The StringDecoderNode’s implementation
demonstrates usage of the NITROS View utilities. The
StringDecoderNode::InputCallback
function begins by resizing a
std::string
buffer to store the data that will eventually be
extracted from the NitrosTensorList
. The Managed NITROS Subscriber
receives a NitrosTensorListView
, through which it extracts the
NitrosTensorView
corresponding to "input_tensor"
using the
NitrosTensorListView::GetNamedTensor
method. Since the data in
NitrosTensorView
’s CUDA buffer was originally encoded in a trivial
way, the decoding is similarly straightforward: the character bytes are
copied over without any need for additional decoding.
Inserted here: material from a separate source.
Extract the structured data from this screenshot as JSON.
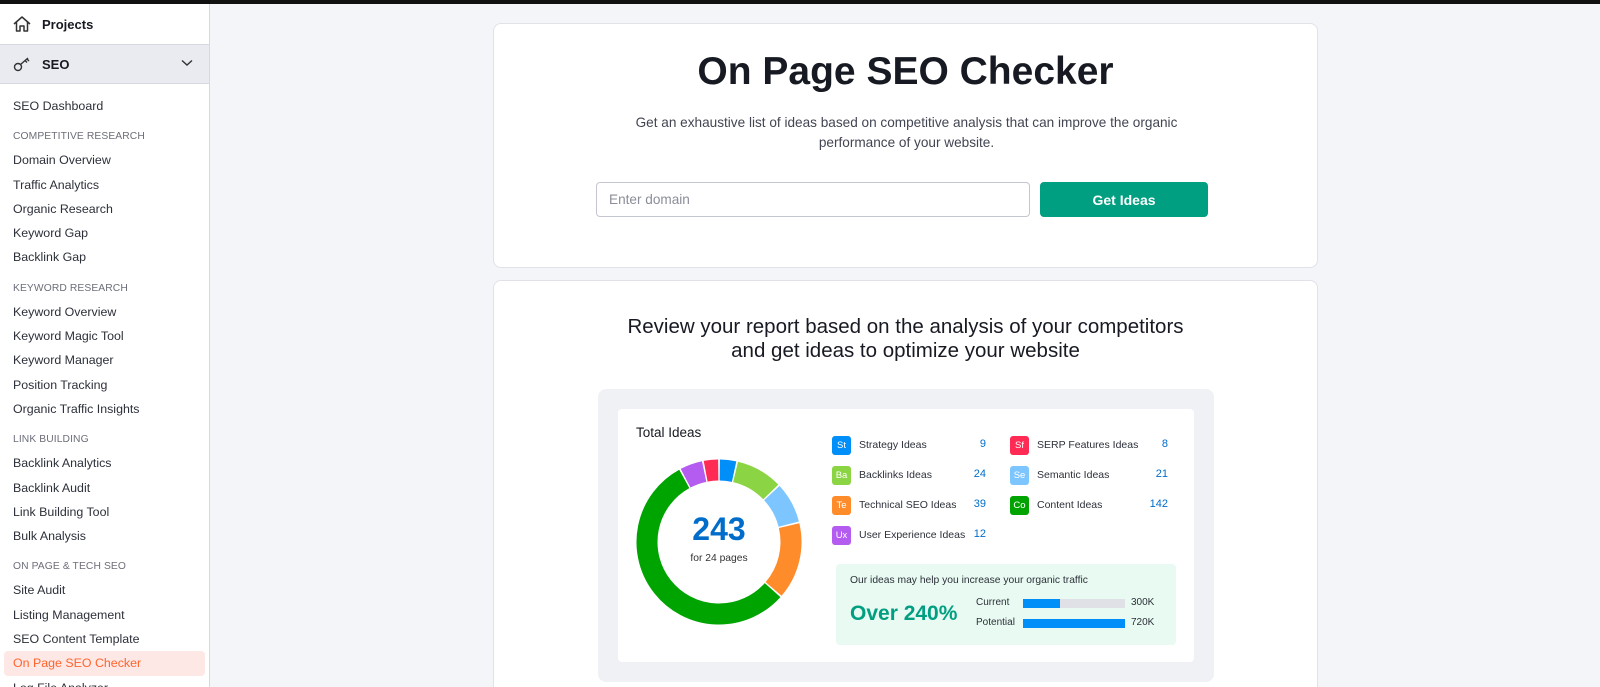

Finally, the
std::string
is copied to a std_msgs/String
message and published
with a standard publisher.
Custom NITROS Image Builder and Viewer
The isaac_ros_managed_nitros_examples/custom_nitros_image package contains an intermediate example of Managed NITROS functionality for passing images.
The included launch test uses a minimal graph of just two nodes:
1. GpuImageBuilderNode
that encodes a sensor_msgs/Image
message into a NitrosImage
.
2. GpuImageViewerNode
that decodes a NitrosImage
back into a sensor_msgs/Image
.
The GpuImageBuilderNode’s implementation
demonstrates usage of the NITROS Builder utilities. The
GpuImageBuilderNode::InputCallback
function begins by allocating a
CUDA buffer to store the received sensor_msgs/Image
’s data. In
this minimal example, the bytes are copied over to the CUDA buffer
without any interleaving or other processing. Then, a
NitrosImageBuilder
is used to build a NitrosImage
from the ROS
header, appropriate sensor_msgs
-standard image encoding, image
dimensions, and CUDA buffer from the previous step. The
NitrosImageBuilder::Build
method produces the output NitrosImage
that is published via the GpuImageBuilderNode
’s Managed NITROS
publisher.
The GpuImageViewerNode’s implementation
demonstrates usage of the NITROS View utilities. The
GpuImageViewerNode::InputCallback
function begins by creating a
sensor_msgs/Image
message and populating its basic fields through
the NitrosImageView
object’s straightforward getters. Next, the
output image’s data vector is resized to ensure it will appropriately
fit the actual image data. Finally, the image’s data bytes are copied
over without any additional processing, and the output message is
published with a standard publisher.
Custom NITROS DNN Image Encoder
The isaac_ros_managed_nitros_examples/custom_nitros_dnn_image_encoder package contains an advanced example of Managed NITROS functionality for encoding images as tensors for DNN inference.
As shown in the included launch file,
this package’s ImageEncoderNode
has identical functionality to the standard Isaac ROS DNN Image Encoder Node.
This example leverages NVIDIA’s CV-CUDA library to perform the core image normalization operations. CUDA with NITROS unlocks the full value of libraries like CV-CUDA for high performance robotics applications.
Managed NITROS Message Filter Synchronization
The isaac_ros_nitros_topic_tools/isaac_ros_nitros_camera_drop_node package contains an example of synchronize NITROS and non-NITROS topics using Managed NITROS Message Filter Subscriber.
As shown in the included launch file,
this package’s NitrosCameraDropNode
has similar functionality to the standard DropNode, but
uses the Managed NITROS Message Filter Subscriber to synchronize messages from NITROS and non-NITROS topics.